Uncommon Vows by Mary Jo Putney
This is my favorite of these three, partly because it takes a clear stance that the hero mistreating the heroine is not okay. There’s no actual rape or forced seduction in this book, but the heroine does come close to being raped a couple of times, once by the hero (which, though he stops himself in time, still leads to terrible consequences) and once by the villain. Uncommon Vows is more of a captive-captor story, with the obsessed hero taking the heroine captive. But rather than fall in love with him, she is repelled by his actions, and only grows more and more determined not to give in to his demands that she become his mistress.
I really love this book not just for the strong-minded heroine, but also for the fact that Putney does spend reams and reams of pages showing the hero’s remorse and his attempts to make it up to the heroine.
As I said, I’d love to hear people’s thoughts on these books.
Darlene Marshall said on 09.16.05 at 10:48 PM • [link]
I was thinking today about the whole “It’s ok if she’s a tavern wench but if she’s a lady I have to marry her” issue, and one of my favorite books that deals with this is THE DUKE’S WAGER by Edith Layton.

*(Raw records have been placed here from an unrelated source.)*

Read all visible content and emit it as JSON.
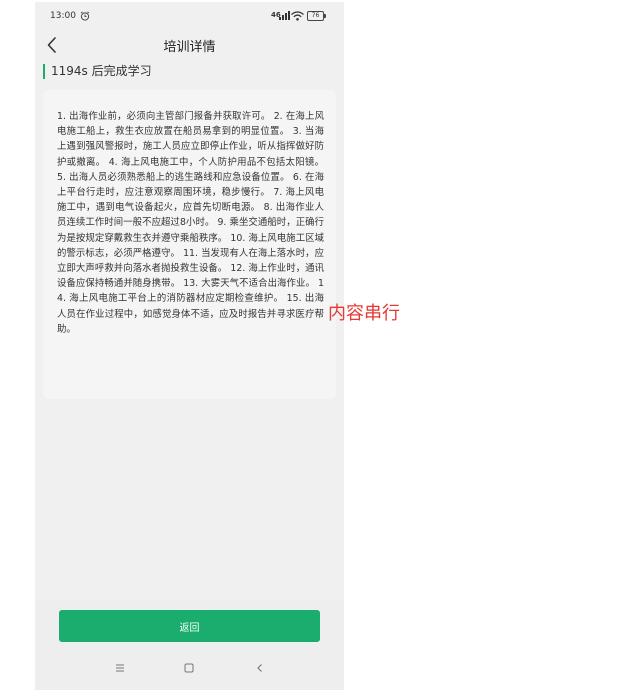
{
  "status_bar": {
    "time": "13:00",
    "signal": "46",
    "battery": "76"
  },
  "header": {
    "title": "培训详情"
  },
  "countdown": "1194s 后完成学习",
  "content": "1. 出海作业前，必须向主管部门报备并获取许可。 2. 在海上风电施工船上，救生衣应放置在船员易拿到的明显位置。 3. 当海上遇到强风警报时，施工人员应立即停止作业，听从指挥做好防护或撤离。 4. 海上风电施工中，个人防护用品不包括太阳镜。 5. 出海人员必须熟悉船上的逃生路线和应急设备位置。 6. 在海上平台行走时，应注意观察周围环境，稳步慢行。 7. 海上风电施工中，遇到电气设备起火，应首先切断电源。 8. 出海作业人员连续工作时间一般不应超过8小时。 9. 乘坐交通船时，正确行为是按规定穿戴救生衣并遵守乘船秩序。 10. 海上风电施工区域的警示标志，必须严格遵守。 11. 当发现有人在海上落水时，应立即大声呼救并向落水者抛投救生设备。 12. 海上作业时，通讯设备应保持畅通并随身携带。 13. 大雾天气不适合出海作业。 14. 海上风电施工平台上的消防器材应定期检查维护。 15. 出海人员在作业过程中，如感觉身体不适，应及时报告并寻求医疗帮助。",
  "footer": {
    "return_label": "返回"
  },
  "annotation": "内容串行"
}
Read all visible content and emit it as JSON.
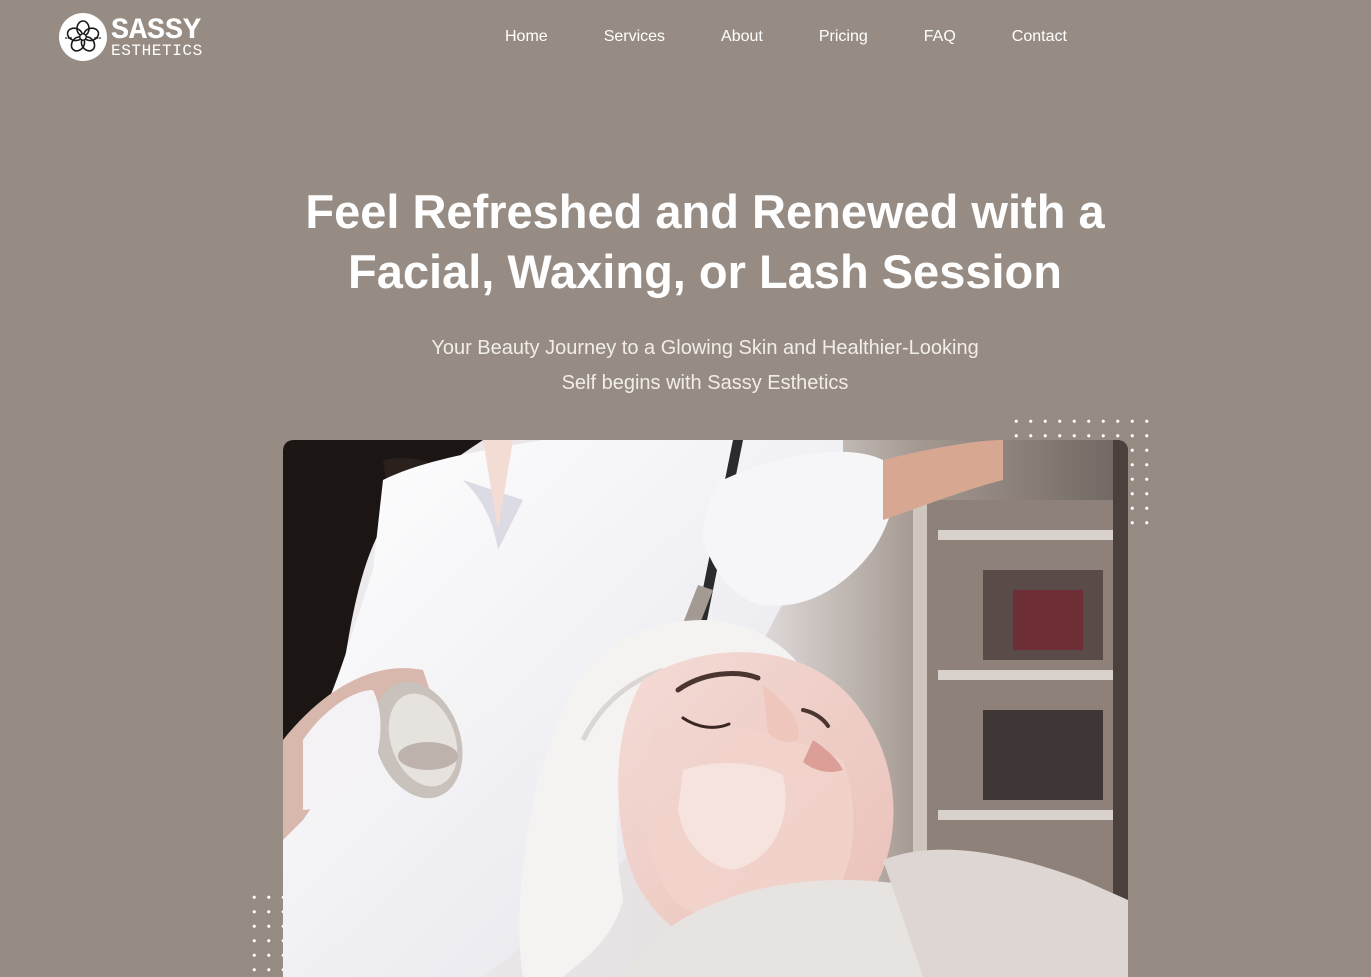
{
  "brand": {
    "name": "SASSY",
    "tagline": "ESTHETICS",
    "logo_icon": "flower-icon"
  },
  "nav": {
    "items": [
      {
        "label": "Home"
      },
      {
        "label": "Services"
      },
      {
        "label": "About"
      },
      {
        "label": "Pricing"
      },
      {
        "label": "FAQ"
      },
      {
        "label": "Contact"
      }
    ]
  },
  "hero": {
    "title_line1": "Feel Refreshed and Renewed with a",
    "title_line2": "Facial, Waxing, or Lash Session",
    "subtitle_line1": "Your Beauty Journey to a Glowing Skin and Healthier-Looking",
    "subtitle_line2": "Self begins with Sassy Esthetics"
  },
  "colors": {
    "background": "#968c83",
    "text": "#ffffff",
    "subtitle_text": "#f1ede9"
  }
}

One character makes it clear from the outset that he considers the heroine his natural prey (I believe he even uses that phrase), an unprotected woman who has no economic or familial resources to resist his efforts to make her his mistress. He arranges for her to be literally thrown out onto the street so that she has to come to him.
But she has an ace up her sleeve, another nobleman who owes her family a favor and she turns to him for help.
By the end of the book I was completely blown away by Layton’s skill at making you see the characters in a whole new light. It’s a Regency era historical that was just re-released as a Signet double, and I highly recommend it to folks who want to see how this plot device is handled with compassion and talent.